Dem PUMA Ocean Racing-Team unterstützt durch BERG ist auf der ersten Etappe des Volvo Ocean Race 2011/12, die vor 17 Tagen in Alicante (Spanien) begonnen hatte, der Mast gebrochen. Die Crew ist unverletzt.
Das Rigg an Bord der Mar Mostro von PUMA versagte um ca. 15:00 Uhr UTC im Südatlantik, etwa 2.150 Seemeilen vor Kapstadt, Südafrika.
Skipper Ken Read berichtete: „Wir segelten bei einer Windstärke von 22 – 23 Knoten und acht bis 10 Fuß hohen Wellen in nordöstlicher Richtung über Backbordbug, als der Mast brach. Es gab keinerlei Vorwarnung.
Glücklicherweise brach keine Panik aus und alle Crew-Mitglieder sind wohlauf.

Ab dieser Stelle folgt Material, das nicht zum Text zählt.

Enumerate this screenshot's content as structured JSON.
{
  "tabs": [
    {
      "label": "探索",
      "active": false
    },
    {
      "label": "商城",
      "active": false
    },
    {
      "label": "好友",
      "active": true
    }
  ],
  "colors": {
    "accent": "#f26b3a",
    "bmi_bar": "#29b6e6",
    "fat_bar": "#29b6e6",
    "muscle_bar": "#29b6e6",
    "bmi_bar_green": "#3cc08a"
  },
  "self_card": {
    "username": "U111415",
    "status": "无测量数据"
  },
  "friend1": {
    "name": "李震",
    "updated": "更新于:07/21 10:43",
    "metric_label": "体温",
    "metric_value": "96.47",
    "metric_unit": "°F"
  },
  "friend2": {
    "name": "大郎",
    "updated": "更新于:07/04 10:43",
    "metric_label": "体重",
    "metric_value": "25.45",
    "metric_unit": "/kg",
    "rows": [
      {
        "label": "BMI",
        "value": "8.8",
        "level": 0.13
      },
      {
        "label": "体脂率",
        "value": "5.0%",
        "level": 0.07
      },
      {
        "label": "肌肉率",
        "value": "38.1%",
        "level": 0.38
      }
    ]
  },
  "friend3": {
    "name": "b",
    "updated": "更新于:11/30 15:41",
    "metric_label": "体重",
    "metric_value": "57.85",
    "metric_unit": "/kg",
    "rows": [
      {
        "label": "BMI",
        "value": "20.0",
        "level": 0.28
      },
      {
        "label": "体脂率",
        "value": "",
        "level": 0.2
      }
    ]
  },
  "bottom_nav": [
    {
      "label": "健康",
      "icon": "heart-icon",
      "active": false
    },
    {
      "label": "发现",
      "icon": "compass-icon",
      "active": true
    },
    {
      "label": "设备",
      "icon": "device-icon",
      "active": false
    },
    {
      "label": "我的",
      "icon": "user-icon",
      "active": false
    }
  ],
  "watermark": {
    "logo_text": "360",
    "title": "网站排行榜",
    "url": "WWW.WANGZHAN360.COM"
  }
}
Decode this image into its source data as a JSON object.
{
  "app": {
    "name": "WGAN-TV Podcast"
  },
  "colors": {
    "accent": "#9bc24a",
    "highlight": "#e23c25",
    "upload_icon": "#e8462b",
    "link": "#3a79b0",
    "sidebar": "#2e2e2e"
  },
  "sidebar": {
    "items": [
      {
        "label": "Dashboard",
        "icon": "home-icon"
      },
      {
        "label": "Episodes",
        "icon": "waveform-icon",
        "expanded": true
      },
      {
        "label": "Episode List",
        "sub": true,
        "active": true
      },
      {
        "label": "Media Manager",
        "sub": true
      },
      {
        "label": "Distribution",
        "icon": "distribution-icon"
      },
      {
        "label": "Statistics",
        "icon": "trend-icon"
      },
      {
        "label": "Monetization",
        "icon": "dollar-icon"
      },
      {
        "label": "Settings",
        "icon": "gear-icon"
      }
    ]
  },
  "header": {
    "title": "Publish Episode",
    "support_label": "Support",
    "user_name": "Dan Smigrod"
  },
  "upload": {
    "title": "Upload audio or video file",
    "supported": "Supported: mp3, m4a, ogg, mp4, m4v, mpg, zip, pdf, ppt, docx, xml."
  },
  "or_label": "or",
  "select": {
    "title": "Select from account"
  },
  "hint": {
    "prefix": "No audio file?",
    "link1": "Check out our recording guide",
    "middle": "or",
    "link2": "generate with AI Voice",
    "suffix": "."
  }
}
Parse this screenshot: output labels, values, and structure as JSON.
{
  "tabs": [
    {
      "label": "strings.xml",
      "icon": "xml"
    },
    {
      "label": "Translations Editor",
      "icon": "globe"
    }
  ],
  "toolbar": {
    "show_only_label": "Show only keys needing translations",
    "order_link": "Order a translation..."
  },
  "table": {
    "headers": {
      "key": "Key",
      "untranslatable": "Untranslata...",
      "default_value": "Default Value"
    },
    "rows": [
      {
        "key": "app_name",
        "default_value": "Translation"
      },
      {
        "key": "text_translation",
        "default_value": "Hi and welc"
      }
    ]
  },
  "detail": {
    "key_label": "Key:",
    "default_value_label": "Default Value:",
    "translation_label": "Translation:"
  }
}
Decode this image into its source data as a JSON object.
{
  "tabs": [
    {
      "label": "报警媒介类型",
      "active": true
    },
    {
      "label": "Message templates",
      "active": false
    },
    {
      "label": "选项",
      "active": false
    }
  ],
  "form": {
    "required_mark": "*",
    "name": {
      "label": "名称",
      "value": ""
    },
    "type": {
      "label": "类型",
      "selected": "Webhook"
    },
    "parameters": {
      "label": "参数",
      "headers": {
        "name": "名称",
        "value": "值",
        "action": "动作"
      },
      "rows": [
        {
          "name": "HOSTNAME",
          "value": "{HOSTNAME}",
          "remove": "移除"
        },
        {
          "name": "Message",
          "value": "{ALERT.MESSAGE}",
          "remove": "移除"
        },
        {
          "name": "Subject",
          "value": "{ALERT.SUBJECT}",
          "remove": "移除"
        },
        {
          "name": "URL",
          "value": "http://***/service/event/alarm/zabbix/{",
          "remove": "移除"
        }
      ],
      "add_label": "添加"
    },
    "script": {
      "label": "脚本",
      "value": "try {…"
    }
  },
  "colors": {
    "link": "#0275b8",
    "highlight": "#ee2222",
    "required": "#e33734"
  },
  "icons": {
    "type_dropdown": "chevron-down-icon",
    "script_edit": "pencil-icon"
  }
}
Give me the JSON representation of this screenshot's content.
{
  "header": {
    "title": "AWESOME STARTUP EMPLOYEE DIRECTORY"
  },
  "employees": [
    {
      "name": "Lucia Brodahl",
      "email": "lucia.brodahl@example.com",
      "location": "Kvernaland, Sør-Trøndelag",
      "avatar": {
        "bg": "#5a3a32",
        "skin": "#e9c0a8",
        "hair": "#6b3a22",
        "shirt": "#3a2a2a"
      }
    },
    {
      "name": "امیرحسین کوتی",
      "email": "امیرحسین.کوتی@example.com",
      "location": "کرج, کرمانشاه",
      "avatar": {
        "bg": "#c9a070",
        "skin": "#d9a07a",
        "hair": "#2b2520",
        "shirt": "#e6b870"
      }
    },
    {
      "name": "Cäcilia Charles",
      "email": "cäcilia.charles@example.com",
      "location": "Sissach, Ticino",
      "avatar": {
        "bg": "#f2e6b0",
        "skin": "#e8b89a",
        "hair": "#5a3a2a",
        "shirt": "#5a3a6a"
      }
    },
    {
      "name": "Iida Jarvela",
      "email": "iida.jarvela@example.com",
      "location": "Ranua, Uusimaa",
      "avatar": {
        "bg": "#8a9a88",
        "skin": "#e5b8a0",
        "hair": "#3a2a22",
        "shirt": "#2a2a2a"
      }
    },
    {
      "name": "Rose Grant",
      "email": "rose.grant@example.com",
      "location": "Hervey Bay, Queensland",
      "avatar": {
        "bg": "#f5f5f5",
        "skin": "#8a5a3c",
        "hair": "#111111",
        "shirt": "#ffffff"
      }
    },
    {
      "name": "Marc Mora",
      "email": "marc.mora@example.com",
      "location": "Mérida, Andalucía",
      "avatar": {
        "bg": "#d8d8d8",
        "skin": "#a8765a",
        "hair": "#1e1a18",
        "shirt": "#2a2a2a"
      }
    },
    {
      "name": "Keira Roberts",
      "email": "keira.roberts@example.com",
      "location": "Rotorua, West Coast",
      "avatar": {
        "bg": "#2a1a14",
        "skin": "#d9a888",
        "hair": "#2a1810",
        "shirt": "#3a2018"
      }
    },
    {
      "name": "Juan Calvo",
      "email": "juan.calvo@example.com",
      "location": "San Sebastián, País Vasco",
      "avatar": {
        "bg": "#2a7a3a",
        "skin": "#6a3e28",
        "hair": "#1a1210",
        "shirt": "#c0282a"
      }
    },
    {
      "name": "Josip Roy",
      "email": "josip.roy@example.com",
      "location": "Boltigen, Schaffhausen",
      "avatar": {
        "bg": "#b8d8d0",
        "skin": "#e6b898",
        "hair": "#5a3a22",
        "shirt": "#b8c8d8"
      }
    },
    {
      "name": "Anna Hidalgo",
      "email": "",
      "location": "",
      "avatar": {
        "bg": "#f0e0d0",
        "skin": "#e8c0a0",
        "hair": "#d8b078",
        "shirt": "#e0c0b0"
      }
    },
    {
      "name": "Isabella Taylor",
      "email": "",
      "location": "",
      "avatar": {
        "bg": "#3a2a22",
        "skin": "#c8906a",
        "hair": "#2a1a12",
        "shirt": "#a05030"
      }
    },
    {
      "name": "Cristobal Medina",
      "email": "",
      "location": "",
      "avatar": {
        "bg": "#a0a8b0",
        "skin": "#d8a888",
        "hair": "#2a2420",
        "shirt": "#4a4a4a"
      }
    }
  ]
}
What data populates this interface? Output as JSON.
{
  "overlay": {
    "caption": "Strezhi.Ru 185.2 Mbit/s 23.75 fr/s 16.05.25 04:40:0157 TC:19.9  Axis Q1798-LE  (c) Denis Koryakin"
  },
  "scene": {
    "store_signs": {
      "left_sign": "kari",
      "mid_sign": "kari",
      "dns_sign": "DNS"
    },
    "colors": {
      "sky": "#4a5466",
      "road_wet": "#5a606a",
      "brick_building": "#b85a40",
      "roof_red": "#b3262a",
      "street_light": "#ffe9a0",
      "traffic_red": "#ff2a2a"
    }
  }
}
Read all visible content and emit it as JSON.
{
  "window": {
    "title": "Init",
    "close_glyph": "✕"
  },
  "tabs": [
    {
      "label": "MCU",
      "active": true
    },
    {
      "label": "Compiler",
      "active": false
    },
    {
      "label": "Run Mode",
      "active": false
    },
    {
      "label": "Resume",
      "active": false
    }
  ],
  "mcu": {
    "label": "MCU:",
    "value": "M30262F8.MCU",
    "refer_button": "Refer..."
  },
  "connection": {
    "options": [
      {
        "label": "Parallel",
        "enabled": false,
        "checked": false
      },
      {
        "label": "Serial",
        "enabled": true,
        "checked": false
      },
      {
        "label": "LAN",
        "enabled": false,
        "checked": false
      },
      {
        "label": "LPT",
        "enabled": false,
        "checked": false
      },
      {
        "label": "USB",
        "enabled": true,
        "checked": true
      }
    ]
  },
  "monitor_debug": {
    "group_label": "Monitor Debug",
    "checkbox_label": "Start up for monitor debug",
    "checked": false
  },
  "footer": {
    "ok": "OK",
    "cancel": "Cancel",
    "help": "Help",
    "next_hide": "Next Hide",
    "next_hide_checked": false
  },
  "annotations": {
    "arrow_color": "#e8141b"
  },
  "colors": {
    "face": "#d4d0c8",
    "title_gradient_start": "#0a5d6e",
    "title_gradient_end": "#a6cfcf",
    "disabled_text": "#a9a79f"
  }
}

Dank hervorragender Seemannschaft konnten die drei Teile des Masts und alle Segel geborgen werden. Wir haben die Regatta noch nicht aufgegeben und überlegen jetzt, wie es weitergeht.
Wir haben bisher noch nicht den Motor eingeschaltet, sondern nehmen uns erst einmal eine Auszeit, um eine wohlüberlegte Entscheidung zu treffen. Möglicherweise werden wir auf die Insel Tristan da Cunha zusteuern, die etwa 700 Seemeilen vor uns und fast auf dem Weg nach Kapstadt liegt.
Wir sind momentan wohl die traurigsten und enttäuschtesten 11 Männer auf der Welt. Wir lagen auf einem guten zweiten Platz und waren im Südatlantik in südlicher Richtung mit Kurs auf Kapstadt unterwegs.
Wir wären in fünf Tagen dort gewesen. Momentan ist meine erste Priorität, die Crew sicher an Land zu bekommen, und als Nächstes werden wir uns damit beschäftigen, wie wir es zurück in die Regatta schaffen können.“
Die brasilianische Küstenwache ist informiert und hält sich in Bereitschaft, um bei Bedarf eingreifen zu können.
Das Landteam von PUMA Ocean Racing arbeitet einen Reparaturplan aus, damit die Yacht sobald wie möglich wieder am Rennen teilnehmen kann. Außerdem arbeitet das Team eng mit Volvo Ocean Race zusammen, um die Ursache des Mastbruchs zu ermitteln.
Die Volvo Ocean Race-Rennleitung steht in ständigem Kontakt mit dem Team, um das volle Ausmaß des Schadens zu ermitteln und um sicherzustellen, dass die Crew alle Unterstützung erhält, die sie benötigt, um mit der Situation fertig zu werden.
Zur Zeit sind die Ursachen für den Mastbruch noch nicht bekannt. Das Rigg ist jedoch nicht vom selben Hersteller, wie das der Azzam von Abu Dhabi Ocean Racing, das ebenfalls während der 1. Etappe gebrochen ist.
Weitere Informationen werden bekanntgegeben, sobald sie vorliegen.